In some sense this contains exactly the same information as the original, but because you're unable to easily turn it into a sensible representation, it's much harder to remember and thus much harder to understand. As well as the Python specific bits you also rely on e.g. brackets matching, quotes matching, familiar understanding of the meaning of the = symbol, the ability to clearly distinguish which bits are identifiers because they're contained in quotes, etc.

When we know what's going on, we can describe the example as the following sequence of steps:

  1. Create a dictionary called user.

  2. Insert the value "Bob" into "user" with the key "login"

  3. Look up the key "login" in "user" and get the result

  4. Look up the key "some other key" in "user" and see an error from looking up a missing key

This is a high level representation of what's going on.

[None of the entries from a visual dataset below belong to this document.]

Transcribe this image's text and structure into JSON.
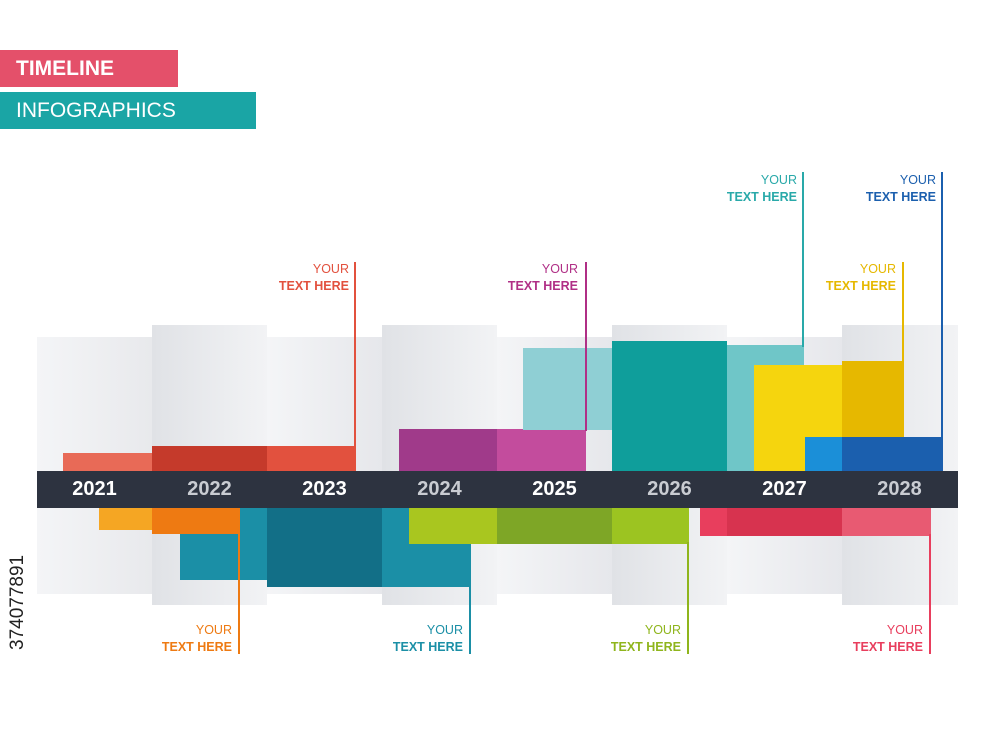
{
  "header": {
    "title": "TIMELINE",
    "subtitle": "INFOGRAPHICS"
  },
  "colors": {
    "title_banner": "#e4506a",
    "subtitle_banner": "#1aa5a5",
    "year_band": "#2d3340",
    "red": "#e2513e",
    "orange": "#f29a1e",
    "teal_dark": "#1b8fa6",
    "purple": "#a03a8a",
    "green": "#9cc421",
    "aqua": "#0f9e9b",
    "yellow": "#f5c518",
    "blue": "#1b6bb8",
    "pink": "#e83e5d"
  },
  "years": [
    {
      "label": "2021",
      "color": "#ffffff"
    },
    {
      "label": "2022",
      "color": "#c9ccd2"
    },
    {
      "label": "2023",
      "color": "#ffffff"
    },
    {
      "label": "2024",
      "color": "#c9ccd2"
    },
    {
      "label": "2025",
      "color": "#ffffff"
    },
    {
      "label": "2026",
      "color": "#c9ccd2"
    },
    {
      "label": "2027",
      "color": "#ffffff"
    },
    {
      "label": "2028",
      "color": "#c9ccd2"
    }
  ],
  "callouts": [
    {
      "line1": "YOUR",
      "line2": "TEXT HERE",
      "color": "#e2513e"
    },
    {
      "line1": "YOUR",
      "line2": "TEXT HERE",
      "color": "#b02f86"
    },
    {
      "line1": "YOUR",
      "line2": "TEXT HERE",
      "color": "#29a9a9"
    },
    {
      "line1": "YOUR",
      "line2": "TEXT HERE",
      "color": "#e6b800"
    },
    {
      "line1": "YOUR",
      "line2": "TEXT HERE",
      "color": "#1b5fae"
    },
    {
      "line1": "YOUR",
      "line2": "TEXT HERE",
      "color": "#ee7a12"
    },
    {
      "line1": "YOUR",
      "line2": "TEXT HERE",
      "color": "#1b8fa6"
    },
    {
      "line1": "YOUR",
      "line2": "TEXT HERE",
      "color": "#8fb51c"
    },
    {
      "line1": "YOUR",
      "line2": "TEXT HERE",
      "color": "#e83e5d"
    }
  ],
  "side_id": "374077891"
}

It describes the steps we are taking, not the specific details that we know. This is easy to remember, because it's a set of comprehensible steps.

Now, we're not expecting students to actually memorise specific examples, but ability to memorise is a pretty good proxy for how well the example fits in their head - if you can't easily remember what should be a fairly simple example, that's a sign that there's too much going for you to really figure it out and you're trying to learn too much at once.

This sort of translation into a high level representation is what theory does for you, and lets you organise your mental library of examples.

Theory helps you generalise

As well as helping you remember examples you've seen before, theory lets you adapt those previous examples to your needs.

This high level representation does a number of important things for us:

  1. It allows us to understand the meaning of the thing we are writing in terms of what we are trying to do rather than the literal characters on the screen.

  2. This makes it easier to remember because we can remember "Create a dictionary called user" separately from the literal syntax for creating a dictionary. We still have to remember both, but the latter is a fact we can more easily look up and will use often enough to remember.

  3. It lets us make predictions for what we would see if we changed the example.

Doing (the right) things is the most important

This particularly shows up in the trial and error process of learning. While you are still floundering around trying to figure things out, good specific examples are especially important because you will lean hard on emulating examples, so having good examples to emulate is crucial.


This is where I stalled. I'm not quite sure why. I think partly the post was getting too long, and I didn't know how to continue, or I ran out of energy.

It's a known problem that I'm very bad at revisiting things once I've stopped writing them, and as a result I tend to fail to finish longer pieces. I would like to work on that but have not yet managed.